What is the interpretation of $dE - TdS \leq 0$?

If I understand correctly this is the Helmholtz free energy: $$ dF = dE - TdS $$

I understand that if the process costs energy and this cannot be supplied this process will not be spontaneous. Does this equation tell that for a system undergoing a process the energy required to supply is the energy that the process 'costs' minus the energy you will get automatically from heat flowing into the system?

$$ \text{Energy cost of a process} -\text{Energy supplied 'for free' from the enviroment} = \text{Net Energy needed for a process} $$

So the change of the helmholtz free energy during a process is the net energy needed that you have to supply? Or when it is negative, the energy that is released?

Are there comparable intuitive explanations of the other thermodynamic potentials?

Answer 1

I believe it's useful to remember the first law of thermodynamics, $dE = dQ + dW$, which tells us that heat Q and work W are both forms of energy (you can increase the internal energy E of you hands by either rubbing them or place them near a source of heat). Energy conservation is its interpretation; if heat $dQ > 0$ is supplied to the system then the maximum amount of work the system would do on the environment is $dW = dE - dQ$ (where, for work done on the environment by the system, dW is negative).
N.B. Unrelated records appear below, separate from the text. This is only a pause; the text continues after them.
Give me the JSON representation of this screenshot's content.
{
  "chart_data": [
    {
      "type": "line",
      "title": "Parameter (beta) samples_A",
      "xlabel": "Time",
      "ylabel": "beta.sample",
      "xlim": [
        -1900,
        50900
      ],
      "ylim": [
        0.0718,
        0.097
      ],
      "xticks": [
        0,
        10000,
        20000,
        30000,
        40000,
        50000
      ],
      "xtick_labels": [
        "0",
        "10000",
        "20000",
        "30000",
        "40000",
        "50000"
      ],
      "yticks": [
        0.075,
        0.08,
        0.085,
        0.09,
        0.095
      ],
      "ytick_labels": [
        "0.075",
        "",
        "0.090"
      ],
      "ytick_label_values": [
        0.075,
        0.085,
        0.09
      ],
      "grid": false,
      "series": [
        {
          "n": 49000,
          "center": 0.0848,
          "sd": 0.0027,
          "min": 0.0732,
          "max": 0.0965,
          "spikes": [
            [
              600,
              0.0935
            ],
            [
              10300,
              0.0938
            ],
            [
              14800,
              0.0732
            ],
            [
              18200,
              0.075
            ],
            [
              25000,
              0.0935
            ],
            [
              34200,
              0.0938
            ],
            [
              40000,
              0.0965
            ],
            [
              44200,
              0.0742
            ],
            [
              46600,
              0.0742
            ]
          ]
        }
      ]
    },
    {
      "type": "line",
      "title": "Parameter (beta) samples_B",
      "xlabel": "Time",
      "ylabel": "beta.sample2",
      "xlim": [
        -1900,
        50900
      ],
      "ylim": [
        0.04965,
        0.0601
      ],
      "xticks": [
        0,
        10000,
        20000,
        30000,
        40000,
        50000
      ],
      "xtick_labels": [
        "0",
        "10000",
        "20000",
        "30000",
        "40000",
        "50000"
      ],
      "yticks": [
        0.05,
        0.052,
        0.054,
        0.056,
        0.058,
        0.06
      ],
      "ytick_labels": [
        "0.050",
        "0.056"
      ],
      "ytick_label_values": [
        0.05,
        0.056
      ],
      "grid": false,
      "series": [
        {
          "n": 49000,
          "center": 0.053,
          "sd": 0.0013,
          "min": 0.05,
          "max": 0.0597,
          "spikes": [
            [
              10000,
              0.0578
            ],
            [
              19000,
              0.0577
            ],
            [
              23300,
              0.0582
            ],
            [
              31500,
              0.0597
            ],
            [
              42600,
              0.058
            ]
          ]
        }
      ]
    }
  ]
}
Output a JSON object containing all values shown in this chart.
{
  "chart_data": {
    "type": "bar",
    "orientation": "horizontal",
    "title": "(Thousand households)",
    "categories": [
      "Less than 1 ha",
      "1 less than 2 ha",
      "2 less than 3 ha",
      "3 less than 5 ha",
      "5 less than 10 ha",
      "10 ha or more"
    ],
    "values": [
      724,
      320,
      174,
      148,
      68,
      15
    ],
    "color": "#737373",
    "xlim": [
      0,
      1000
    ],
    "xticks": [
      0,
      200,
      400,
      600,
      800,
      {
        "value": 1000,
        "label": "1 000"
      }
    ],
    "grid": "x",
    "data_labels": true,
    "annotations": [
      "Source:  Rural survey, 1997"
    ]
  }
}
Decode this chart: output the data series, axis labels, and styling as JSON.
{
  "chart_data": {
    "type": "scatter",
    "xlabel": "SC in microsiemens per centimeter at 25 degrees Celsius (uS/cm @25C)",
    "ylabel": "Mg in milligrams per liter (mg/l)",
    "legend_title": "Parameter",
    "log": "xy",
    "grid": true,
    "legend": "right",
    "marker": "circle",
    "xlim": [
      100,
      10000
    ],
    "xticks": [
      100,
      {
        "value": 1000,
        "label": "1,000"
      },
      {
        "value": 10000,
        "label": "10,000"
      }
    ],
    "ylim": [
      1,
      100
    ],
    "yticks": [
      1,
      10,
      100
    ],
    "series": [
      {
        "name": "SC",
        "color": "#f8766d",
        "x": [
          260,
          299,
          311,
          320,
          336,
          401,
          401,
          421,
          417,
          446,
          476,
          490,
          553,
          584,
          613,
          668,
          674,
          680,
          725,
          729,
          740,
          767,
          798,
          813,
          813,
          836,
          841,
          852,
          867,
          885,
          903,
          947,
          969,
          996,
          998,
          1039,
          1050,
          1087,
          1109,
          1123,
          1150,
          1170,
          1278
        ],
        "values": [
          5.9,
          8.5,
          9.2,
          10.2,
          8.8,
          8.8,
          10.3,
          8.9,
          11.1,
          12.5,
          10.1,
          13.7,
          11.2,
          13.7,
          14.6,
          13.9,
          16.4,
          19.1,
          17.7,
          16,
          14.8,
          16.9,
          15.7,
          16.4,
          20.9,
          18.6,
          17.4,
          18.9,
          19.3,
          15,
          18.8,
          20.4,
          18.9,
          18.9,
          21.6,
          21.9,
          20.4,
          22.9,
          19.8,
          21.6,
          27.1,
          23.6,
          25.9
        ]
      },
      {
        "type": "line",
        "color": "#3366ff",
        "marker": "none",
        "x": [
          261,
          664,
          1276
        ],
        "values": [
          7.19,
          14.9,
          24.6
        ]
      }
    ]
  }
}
If 'reversibility is assumed (i.e., if there's no friction, and if the heat transfers are done infinitesimally), then we can say $dW = dE - TdS$, otherwise $dW \ge dE - TdS$. Since $F=E-TS$, then $dF=dE-(TdS+SdT)$, and for isothermal processes we have $dF=dE-TdS$ (since $dT=0$). Hence $dF \le dW$.

If the system was a gas at pressure p, enclosed in a container with volume V connected to a piston, upon heating it would expand; it would do work $dW=-pdV$ on the environment. Hence $dF \le -pdV$, and so $\Delta F \le -\int_a^b p \,dV $, where $b>a$. Negative changes in F indicate work done by the system on the surroundings.

In other words, for systems that are in thermal contact with their surroundings (so that the processes that may occur are isothermal), you can think of $\Delta F$ as the maximum amount of work that you'll be able to get out of the system before equilibrium is reached.

If in addition to being in thermal contact the system is 'mechanically isolated', no work can be applied to or extracted from it, and therefore $dF \le 0$ - meaning that equilibrium is reached when F is minimized and is a constant. An example of such as system could be an idealized spin-$\frac{1}{2}$ paramagnet in the presence of a magnetic field, with non-interacting spins. Since $F=E-TS$, for such a system to reach equilibrium, it will find the right balance between between internal energy E and entropy S at the given temperature T, in order to minimize F. If temperature is low, the system will minimize the internal energy by lining the spins in the direction of the field, even though this would lead to high entropy. If temperature is high, it would randomize the spins to increase its entrope, even though this increases its internal energy.

I hope these examples help you form an intuitive understanding for the Helmholtz function for the cases of systems at constant temperature. Other thermodynamic potentials become relevant for other constraints (e.g., constant pressure, etc) and it's possible to think of intuitive interpretations for them as well. I recommend the book 'Conccepts in Thermal Physics' by Blundell.

Answer 2

What is the interpretation of $dE - TdS \leq 0$?

If I understand correctly this is the Helmholtz free energy: $$ dF = dE - TdS $$

No. The above expression for $dF$ is wrong.

The correct differential is derived as follows:

$$ F = U-TS $$ $$ dF = dU - d(TS) = dU -TdS - SdT \neq dU - TdS $$

Now, using $dU = -pdV - TdS$, we have: $$ dF= dU - TdS - SdT = TdS - pdV - TdS - SdT $$ $$ = -pdV - SdT $$

$F$ is a function of $T$, not of $S$.